The quiet was the thing. After Hanoi, after the horns and the engines and the shouting, the silence of Mai Châu was almost physical. I could hear birds. Wind in the rice. A woman singing somewhere far away. I sat on the terrace in a plastic chair and didn't move for an hour and didn't want to.

Mrs. Lan cooked that evening. I ate on the terrace floor with a German couple who were cycling to Saigon. Spring rolls, grilled pork, a soup made from greens I didn't recognise, rice from the paddies we could see from where we sat. She brought each dish out separately and watched us eat with this quiet satisfaction that didn't need any English. We drank rice wine from a shared bottle. It was clear and strong and tasted like fire and flowers and I had too much of it and slept brilliantly.

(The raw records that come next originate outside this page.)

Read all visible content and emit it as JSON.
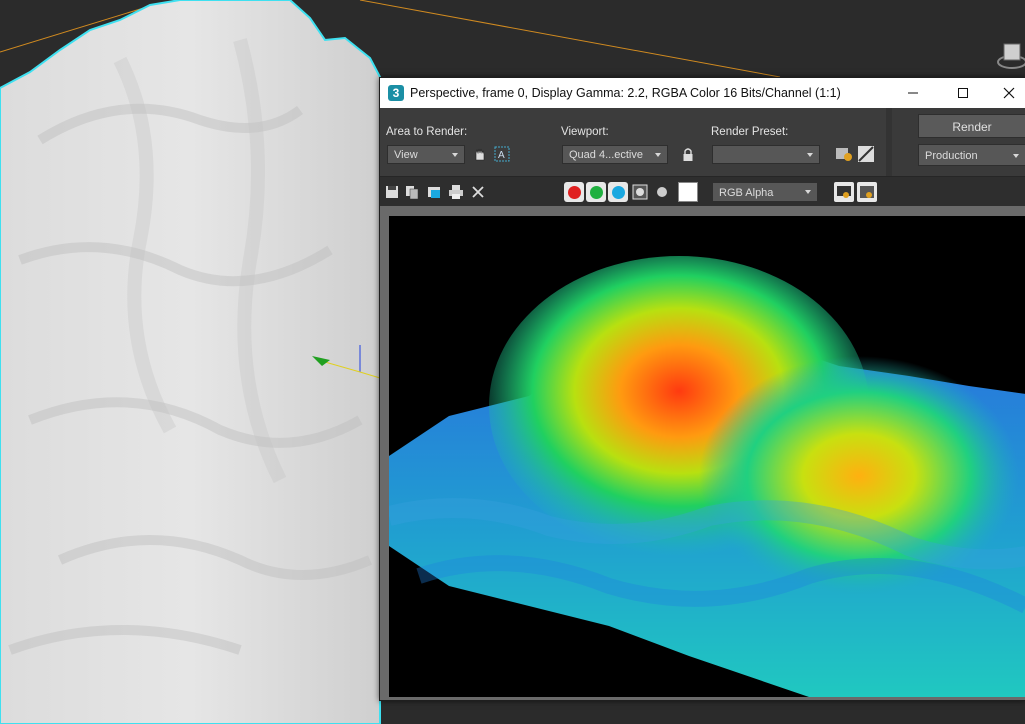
{
  "window": {
    "app_icon_label": "3",
    "title": "Perspective, frame 0, Display Gamma: 2.2, RGBA Color 16 Bits/Channel (1:1)"
  },
  "toolbar": {
    "area_label": "Area to Render:",
    "area_value": "View",
    "viewport_label": "Viewport:",
    "viewport_value": "Quad 4...ective",
    "preset_label": "Render Preset:",
    "preset_value": "",
    "render_button": "Render",
    "production_value": "Production"
  },
  "channel_bar": {
    "display_channel": "RGB Alpha"
  },
  "colors": {
    "red_channel": "#e02020",
    "green_channel": "#20b040",
    "blue_channel": "#1aa8e0",
    "selection_outline": "#3ee0f0",
    "grid_line": "#d08a20"
  }
}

I'd planned one night. I stayed two. The valley does that. On the first morning I borrowed a bicycle and rode through the villages, Pom Coong and the smaller ones behind it, down paths so narrow my handlebars nearly touched the bamboo on both sides. Women sat under their stilt houses working wooden looms. Children ran alongside the bike shouting hello and then fell about laughing when I shouted it back. Nobody was trying to sell me anything. Nobody was performing for tourists. It was just people, living, in a valley, and I was passing through.

In the afternoon I rode the motorbike up to a lookout above the valley. Stalled twice on the incline, which was humbling. At the top I sat on a rock and ate a bánh mì I'd bought that morning from a roadside cart. Cold pork, pickled vegetables, pâté, chilli. Eight thousand dong. I sat up there for a long time looking at the valley below and not thinking about anything in particular, which is a luxury I hadn't realised I'd been missing.

On the second evening Mrs. Lan sat with me on the terrace after the Germans had gone to bed. She didn't speak much English. She had a dictionary app on her phone and we used that and hand gestures to have a conversation that covered her children in Hanoi, the house her parents built, the valley she'd never left. She pointed at the mountains and said something her phone translated as: "Every morning, different."

She was right. I'd watched the sunrise twice and each time the light found the valley differently. Different hollows holding the mist, different angles catching the tips of the rice stalks.

When I left she pressed a bag of sticky rice wrapped in banana leaf into my hands and wouldn't take money for it. I rode out of the valley with the sun in my face and the road climbing ahead of me and Mrs. Lan's sticky rice in my jacket pocket warming my hip, which is the kind of small detail that would mean nothing to anyone except the person it happened to.